Добавим к этому, что люди, которые достигли в этой поэзии высочайшего совершенства, все были переводчиками. Поэтами, искушенными в переложении древних на наш язык.
Их поэзия носит след этих навыков. Она и есть перевод, неверная красота, – неверная по отношению к тому, что не согласно с требованиями подлинно чистого языка.
Начиная с романтизма, за образец мы берем необычное, тогда как прежде находили его в мастерстве.
Инстинкт подражания не изменился. Но современный человек вносит в него некое противоречие.
Мастерство – как подсказывает этимология слова – есть создание видимости, что это мы подчиняем себе средства искусства – вместо того чтобы явственно им подчиняться.

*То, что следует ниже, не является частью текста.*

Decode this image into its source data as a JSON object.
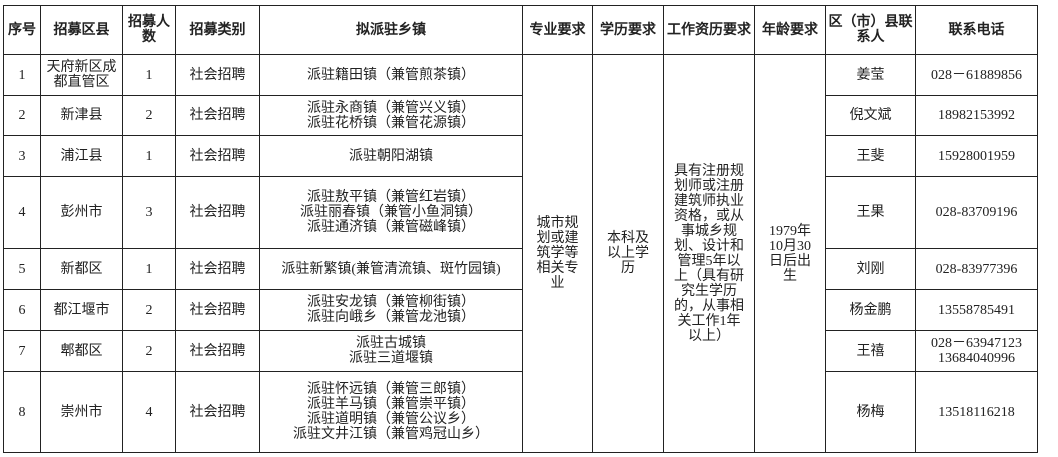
{
  "headers": [
    "序号",
    "招募区县",
    "招募人数",
    "招募类别",
    "拟派驻乡镇",
    "专业要求",
    "学历要求",
    "工作资历要求",
    "年龄要求",
    "区（市）县联系人",
    "联系电话"
  ],
  "rows": [
    {
      "no": "1",
      "county": "天府新区成都直管区",
      "count": "1",
      "type": "社会招聘",
      "towns": [
        "派驻籍田镇（兼管煎茶镇）"
      ],
      "contact": "姜莹",
      "phone": [
        "028－61889856"
      ]
    },
    {
      "no": "2",
      "county": "新津县",
      "count": "2",
      "type": "社会招聘",
      "towns": [
        "派驻永商镇（兼管兴义镇）",
        "派驻花桥镇（兼管花源镇）"
      ],
      "contact": "倪文斌",
      "phone": [
        "18982153992"
      ]
    },
    {
      "no": "3",
      "county": "浦江县",
      "count": "1",
      "type": "社会招聘",
      "towns": [
        "派驻朝阳湖镇"
      ],
      "contact": "王斐",
      "phone": [
        "15928001959"
      ]
    },
    {
      "no": "4",
      "county": "彭州市",
      "count": "3",
      "type": "社会招聘",
      "towns": [
        "派驻敖平镇（兼管红岩镇）",
        "派驻丽春镇（兼管小鱼洞镇）",
        "派驻通济镇（兼管磁峰镇）"
      ],
      "contact": "王果",
      "phone": [
        "028-83709196"
      ]
    },
    {
      "no": "5",
      "county": "新都区",
      "count": "1",
      "type": "社会招聘",
      "towns": [
        "派驻新繁镇(兼管清流镇、斑竹园镇)"
      ],
      "contact": "刘刚",
      "phone": [
        "028-83977396"
      ]
    },
    {
      "no": "6",
      "county": "都江堰市",
      "count": "2",
      "type": "社会招聘",
      "towns": [
        "派驻安龙镇（兼管柳街镇）",
        "派驻向峨乡（兼管龙池镇）"
      ],
      "contact": "杨金鹏",
      "phone": [
        "13558785491"
      ]
    },
    {
      "no": "7",
      "county": "郫都区",
      "count": "2",
      "type": "社会招聘",
      "towns": [
        "派驻古城镇",
        "派驻三道堰镇"
      ],
      "contact": "王禧",
      "phone": [
        "028－63947123",
        "13684040996"
      ]
    },
    {
      "no": "8",
      "county": "崇州市",
      "count": "4",
      "type": "社会招聘",
      "towns": [
        "派驻怀远镇（兼管三郎镇）",
        "派驻羊马镇（兼管崇平镇）",
        "派驻道明镇（兼管公议乡）",
        "派驻文井江镇（兼管鸡冠山乡）"
      ],
      "contact": "杨梅",
      "phone": [
        "13518116218"
      ]
    }
  ],
  "shared": {
    "major": "城市规划或建筑学等相关专业",
    "education": "本科及以上学历",
    "experience": "具有注册规划师或注册建筑师执业资格，或从事城乡规划、设计和管理5年以上（具有研究生学历的，从事相关工作1年以上）",
    "age": "1979年10月30日后出生"
  }
}
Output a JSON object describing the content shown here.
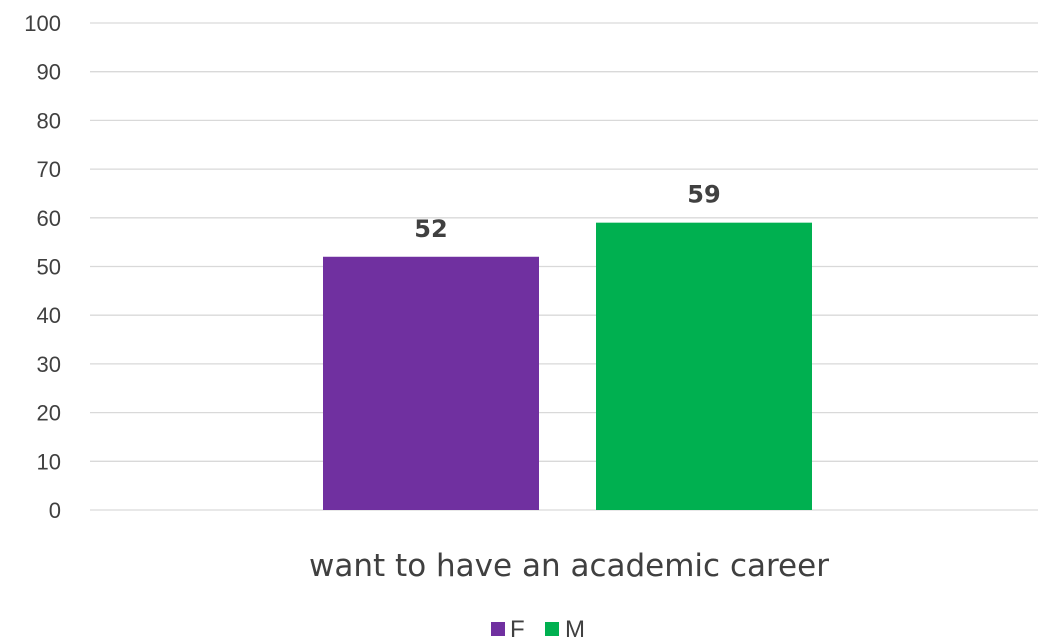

Следовательно, овладение мастерством предполагает усвоенную привычку мыслить и строить исходя из средств; обдумывать произведение исключительно в расчете на средства; никогда к нему не приступать, беря за основу тему либо эффект в отрыве от средств.
Вот почему мастерство рассматривается подчас как слабость и преодолевается какой-то оригинальной личностью, которая в силу удачи или таланта создает новые средства, – вызывая сперва впечатление, что творит новый мир. Но это всегда только средства.
Классический театр описательности не знает. Может ли быть естественной живописность в устах героя?
Герой должен видеть лишь то, что необходимо и достаточно видеть для действия: это-то и видит большинство людей. Таким образом, наблюдение подтверждает и оправдывает классиков. Средний человек рассеян, – иными, словами, он весь исчерпывается (в собственных глазах и в глазах себе подобных) насущной заботой. Он замечает лишь то, что с нею связано...
Различие между классиком к романтиком довольно просто. Это различие между тем, кто несведущ в своем ремесле, и тем, кто им овладел. Романтик, овладевший искусством, становится классиком. Вот почему романтизм нашел завершение в Парнасе.
Подлинные ценители произведения – те, кто его созерцанию, в нем самом и в себе, отдает столько же страсти и столько же времени, сколько их нужно было, чтобы его создать.
Но еще больше с ним связаны те, кто его страшится и избегает.
Произведение создается множеством "духов" и событий (предки, состояния, случайности, писатели-предшественники и т. д. ) – под руководством Автора.
Таким образом, этот последний должен быть тонким политиком и приводить к согласию все эти соперничающие призраки и все эти разнонаправленные действия мысли. Здесь нужна хитрость; там – невнимание; необходимо отсрочивать, выпроваживать, молить о встрече, вовлекать в работу. -Заклинания, волшба, прельщения, – мы располагаем лишь магическими и символическими средствами воздействия на наш внутренний, живой и вещественный, материал. Прямое волеустремление ни к чему не приводит; оно не властно над этими случайностями, которым необходимо противопоставить некую силу, столь же внезапную, столь же подвижную и изменчивую, как и они сами.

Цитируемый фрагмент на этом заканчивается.